Quando se defende, os adversários preferem atacar o flanco esquerdo do Cruzeiro. São mais de 2800 posses dos adversários em organização ofensiva, e em mais de mil delas o adversário foi pelo lado de Egídio e Léo. E dos quase 700 contragolpes sofridos pelo Cruzeiro, mais de 260 foram por ali. Isso pode explicar, como falamos acima, porque o Cruzeiro sofre mais gols por esse lado, pois isso seria uma consequência natural de ser mais atacado por ele.

Disputas na defesa de jogadores do Cruzeiro em 2018 até 16/08 (dados: InStat)

Não à toa, Egídio lidera em várias estatísticas defensivas no número absoluto. Uma delas é de disputas na defesa: são 372 duelos, com 63% de sucesso. Média de 10 a cada 90 minutos. Só Dedé tem média igual, porém o zagueiro tem uma taxa de sucesso maior: impressionantes 82%. O “Mito” é um monstro defensivo.

Desarmes de jogadores do Cruzeiro em 2018 até 16/08 (dados: InStat)

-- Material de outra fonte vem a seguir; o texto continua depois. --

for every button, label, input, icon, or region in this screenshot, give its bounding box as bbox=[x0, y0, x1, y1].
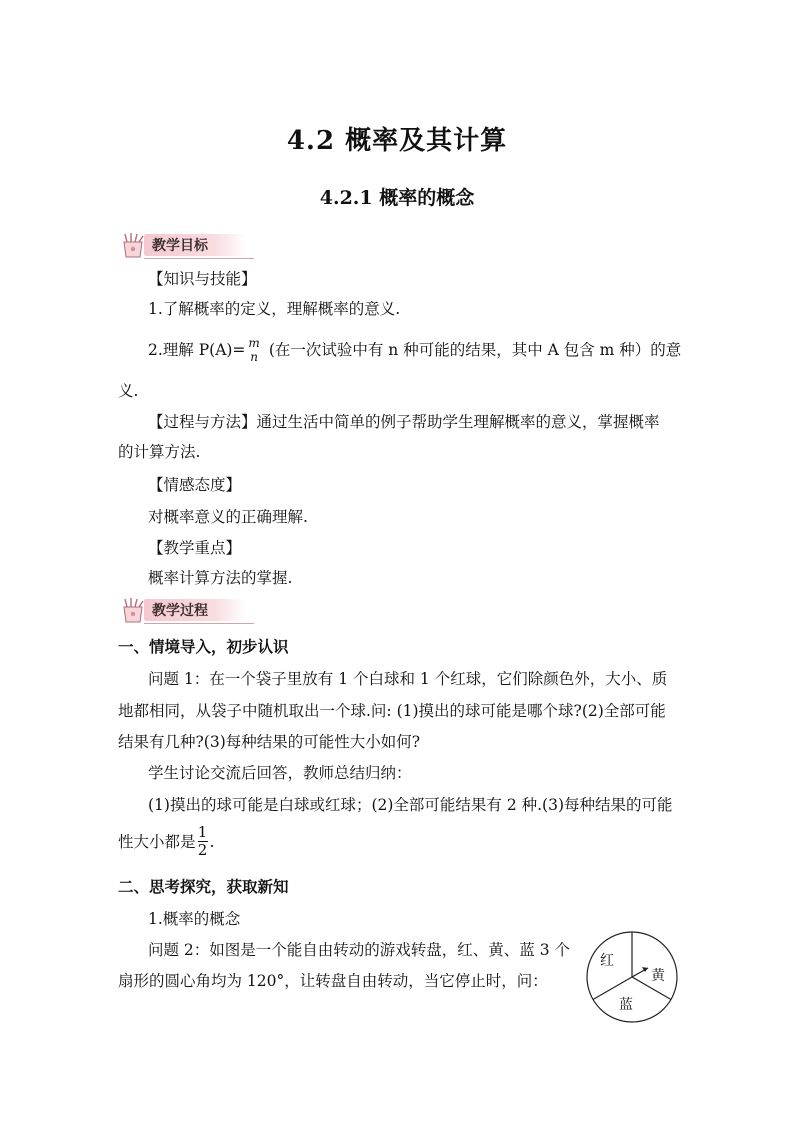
discussion-text: 学生讨论交流后回答，教师总结归纳： bbox=[148, 764, 412, 782]
goal-item-2-suffix: (在一次试验中有 n 种可能的结果，其中 A 包含 m 种）的意 bbox=[268, 341, 682, 359]
page-subtitle: 4.2.1 概率的概念 bbox=[319, 187, 475, 209]
emotion-text: 对概率意义的正确理解. bbox=[148, 508, 308, 526]
section-2-heading: 二、思考探究，获取新知 bbox=[118, 877, 289, 896]
emotion-heading: 【情感态度】 bbox=[148, 476, 242, 494]
question-1-line-3: 结果有几种?(3)每种结果的可能性大小如何? bbox=[118, 733, 421, 751]
method-line-1: 【过程与方法】通过生活中简单的例子帮助学生理解概率的意义，掌握概率 bbox=[148, 413, 660, 431]
answer-line-2: 性大小都是 $\frac{1}{2}$ . bbox=[118, 823, 215, 859]
knowledge-heading: 【知识与技能】 bbox=[148, 270, 257, 288]
answer-line-1: (1)摸出的球可能是白球或红球；(2)全部可能结果有 2 种.(3)每种结果的可能 bbox=[148, 796, 673, 814]
goal-item-2 bbox=[148, 336, 681, 364]
section-1-heading: 一、情境导入，初步认识 bbox=[118, 637, 289, 656]
goal-item-1: 1.了解概率的定义，理解概率的意义. bbox=[148, 300, 401, 318]
page-title: 4.2 概率及其计算 bbox=[286, 126, 508, 156]
focus-text: 概率计算方法的掌握. bbox=[148, 569, 293, 587]
question-2-line-2: 扇形的圆心角均为 120°，让转盘自由转动，当它停止时，问： bbox=[118, 972, 548, 990]
question-1-line-1: 问题 1：在一个袋子里放有 1 个白球和 1 个红球，它们除颜色外，大小、质 bbox=[148, 670, 668, 688]
spinner-label-yellow: 黄 bbox=[651, 968, 665, 984]
method-line-2: 的计算方法. bbox=[118, 443, 201, 461]
concept-heading: 1.概率的概念 bbox=[148, 910, 241, 928]
spinner-label-red: 红 bbox=[600, 953, 614, 969]
goals-badge bbox=[118, 232, 246, 258]
fraction-one-half: $\frac{1}{2}$ bbox=[197, 823, 208, 859]
spinner-diagram bbox=[582, 930, 682, 1026]
spinner-label-blue: 蓝 bbox=[619, 997, 633, 1013]
goal-item-2-continuation: 义. bbox=[118, 382, 139, 400]
goals-badge-label: 教学目标 bbox=[144, 234, 246, 256]
process-badge bbox=[118, 597, 246, 623]
goal-item-2-prefix: 2.理解 P(A)= bbox=[148, 341, 246, 359]
question-1-line-2: 地都相同，从袋子中随机取出一个球.问: (1)摸出的球可能是哪个球?(2)全部可能 bbox=[118, 702, 666, 720]
process-badge-label: 教学过程 bbox=[144, 599, 246, 621]
question-2-line-1: 问题 2：如图是一个能自由转动的游戏转盘，红、黄、蓝 3 个 bbox=[148, 941, 571, 959]
fraction-m-over-n: m n bbox=[248, 336, 260, 364]
focus-heading: 【教学重点】 bbox=[148, 539, 242, 557]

Egídio também é o líder em desarmes: foram 166 tentativas e 104 roubos de bola. Estes 63% são bem significativos, levando em conta que o lateral é um dos que mais tem minutos jogados. Esse índice é comparável ao de Lucas Romero, por exemplo: 66% em 135 tentativas, com média de 5 tentativas (com 3,4 desarmes certos) a cada 90 minutos. Chama a atenção a média de tentativas por 90 minutos de Bruno Silva: 7, sendo 4,1 com sucesso. Nas médias, lidera com folga. E, novamente, Dedé se destaca com seus impressiontes 81% de sucesso nos desarmes. Nenhum outro chega sequer aos 70%.

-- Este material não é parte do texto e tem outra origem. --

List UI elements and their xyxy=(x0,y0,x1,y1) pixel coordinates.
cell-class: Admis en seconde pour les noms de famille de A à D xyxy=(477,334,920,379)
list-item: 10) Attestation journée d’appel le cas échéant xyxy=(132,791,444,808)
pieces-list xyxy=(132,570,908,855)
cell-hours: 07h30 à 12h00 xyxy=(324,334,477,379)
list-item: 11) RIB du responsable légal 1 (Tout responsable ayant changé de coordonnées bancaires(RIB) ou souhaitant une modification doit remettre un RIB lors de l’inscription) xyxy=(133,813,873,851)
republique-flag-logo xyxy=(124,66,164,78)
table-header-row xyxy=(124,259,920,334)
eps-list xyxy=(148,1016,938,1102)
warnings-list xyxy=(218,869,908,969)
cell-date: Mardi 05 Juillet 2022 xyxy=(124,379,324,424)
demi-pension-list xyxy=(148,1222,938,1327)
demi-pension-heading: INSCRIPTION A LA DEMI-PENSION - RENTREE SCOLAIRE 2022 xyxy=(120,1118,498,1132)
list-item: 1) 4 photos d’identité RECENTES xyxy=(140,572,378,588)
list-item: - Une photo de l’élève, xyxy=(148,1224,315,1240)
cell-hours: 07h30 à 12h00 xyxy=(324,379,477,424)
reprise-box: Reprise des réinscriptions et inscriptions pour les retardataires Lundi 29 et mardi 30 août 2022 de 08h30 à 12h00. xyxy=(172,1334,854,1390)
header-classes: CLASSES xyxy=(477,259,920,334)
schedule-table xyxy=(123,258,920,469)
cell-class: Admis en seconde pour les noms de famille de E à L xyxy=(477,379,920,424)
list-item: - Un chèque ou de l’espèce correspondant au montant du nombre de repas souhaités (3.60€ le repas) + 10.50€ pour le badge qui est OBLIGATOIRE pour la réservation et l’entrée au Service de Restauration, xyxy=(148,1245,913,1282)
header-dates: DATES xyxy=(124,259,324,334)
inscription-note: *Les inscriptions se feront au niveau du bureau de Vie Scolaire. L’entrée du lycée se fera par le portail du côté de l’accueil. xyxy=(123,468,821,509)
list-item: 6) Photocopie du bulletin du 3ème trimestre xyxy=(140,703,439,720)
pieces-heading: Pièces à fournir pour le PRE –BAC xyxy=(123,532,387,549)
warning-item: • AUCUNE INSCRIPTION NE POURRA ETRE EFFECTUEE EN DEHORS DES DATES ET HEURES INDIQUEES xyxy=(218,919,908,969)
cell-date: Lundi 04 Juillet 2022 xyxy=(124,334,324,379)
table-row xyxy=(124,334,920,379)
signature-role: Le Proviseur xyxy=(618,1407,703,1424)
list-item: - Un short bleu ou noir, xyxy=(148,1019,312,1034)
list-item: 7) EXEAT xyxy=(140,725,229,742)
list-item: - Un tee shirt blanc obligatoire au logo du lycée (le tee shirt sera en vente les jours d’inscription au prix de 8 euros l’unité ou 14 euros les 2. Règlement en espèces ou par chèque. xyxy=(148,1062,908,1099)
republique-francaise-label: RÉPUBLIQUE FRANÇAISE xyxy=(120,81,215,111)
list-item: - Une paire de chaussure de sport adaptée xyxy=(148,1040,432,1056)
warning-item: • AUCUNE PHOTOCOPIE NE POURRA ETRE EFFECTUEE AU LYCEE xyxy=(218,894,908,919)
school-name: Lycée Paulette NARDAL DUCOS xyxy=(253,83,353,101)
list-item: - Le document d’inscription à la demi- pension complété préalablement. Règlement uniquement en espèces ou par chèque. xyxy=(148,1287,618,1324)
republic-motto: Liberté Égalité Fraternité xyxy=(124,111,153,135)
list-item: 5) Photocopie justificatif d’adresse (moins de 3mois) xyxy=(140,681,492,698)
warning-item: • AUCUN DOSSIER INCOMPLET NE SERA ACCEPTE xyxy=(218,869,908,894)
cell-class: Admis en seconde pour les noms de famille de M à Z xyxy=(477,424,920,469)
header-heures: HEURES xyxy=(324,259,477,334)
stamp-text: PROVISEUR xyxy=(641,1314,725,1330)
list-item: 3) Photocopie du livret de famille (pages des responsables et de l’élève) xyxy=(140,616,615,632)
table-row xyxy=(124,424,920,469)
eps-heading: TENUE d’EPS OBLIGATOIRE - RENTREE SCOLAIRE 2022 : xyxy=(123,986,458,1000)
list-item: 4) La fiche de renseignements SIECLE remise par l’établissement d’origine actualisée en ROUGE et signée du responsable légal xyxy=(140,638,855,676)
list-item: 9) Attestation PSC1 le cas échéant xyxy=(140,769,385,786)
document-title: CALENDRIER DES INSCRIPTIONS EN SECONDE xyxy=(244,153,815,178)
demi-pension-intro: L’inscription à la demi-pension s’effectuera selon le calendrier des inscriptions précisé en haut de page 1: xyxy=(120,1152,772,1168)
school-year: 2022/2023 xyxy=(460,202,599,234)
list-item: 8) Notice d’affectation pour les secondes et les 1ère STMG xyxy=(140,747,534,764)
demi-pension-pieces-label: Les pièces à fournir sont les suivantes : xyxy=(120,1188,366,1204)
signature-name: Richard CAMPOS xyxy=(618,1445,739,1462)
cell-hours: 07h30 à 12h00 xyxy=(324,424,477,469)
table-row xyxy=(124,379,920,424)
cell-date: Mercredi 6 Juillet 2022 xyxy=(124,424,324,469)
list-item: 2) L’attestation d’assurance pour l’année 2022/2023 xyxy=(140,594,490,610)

Disputas aéreas de jogadores do Cruzeiro em 2018 até 16/08 (dados: InStat)

E por fim, a disputas aéreas. Como era de se esperar, Dedé reina absoluto. Absurda a média de 6 de 7 duelos vencidos por jogo. São mais de 220 disputas e mais de 170 vencidas no total. É disparado o melhor aproveitamento (77%), só Léo (70%) chega relativamente próximo. Dedé destruindo na bola aérea defensiva? Estamos sem notícias.

Concluindo: conclua!

Estes são apenas alguns dos números do relatório. Há muitos outros, mas não vou colocar neste texto pra que não fique ainda mais longo.

Como afirmei lá em cima, não tome minhas conclusões como verdades. Números tem que ser questionados sempre. Convido você a tirar suas próprias conclusões olhando as tabelas acima. Números sozinhos não fazem nada, é preciso ter um olhar analítico e contextualizado sobre eles. Aliás, desconfie de quem usa os números como base para o argumento: eles devem ser, no máximo, suporte para uma tese.

Números não mentem. Porém, só contam uma parte da verdade. E pior, dependendo da forma e da análise feita sobre eles, omitem muitas coisas.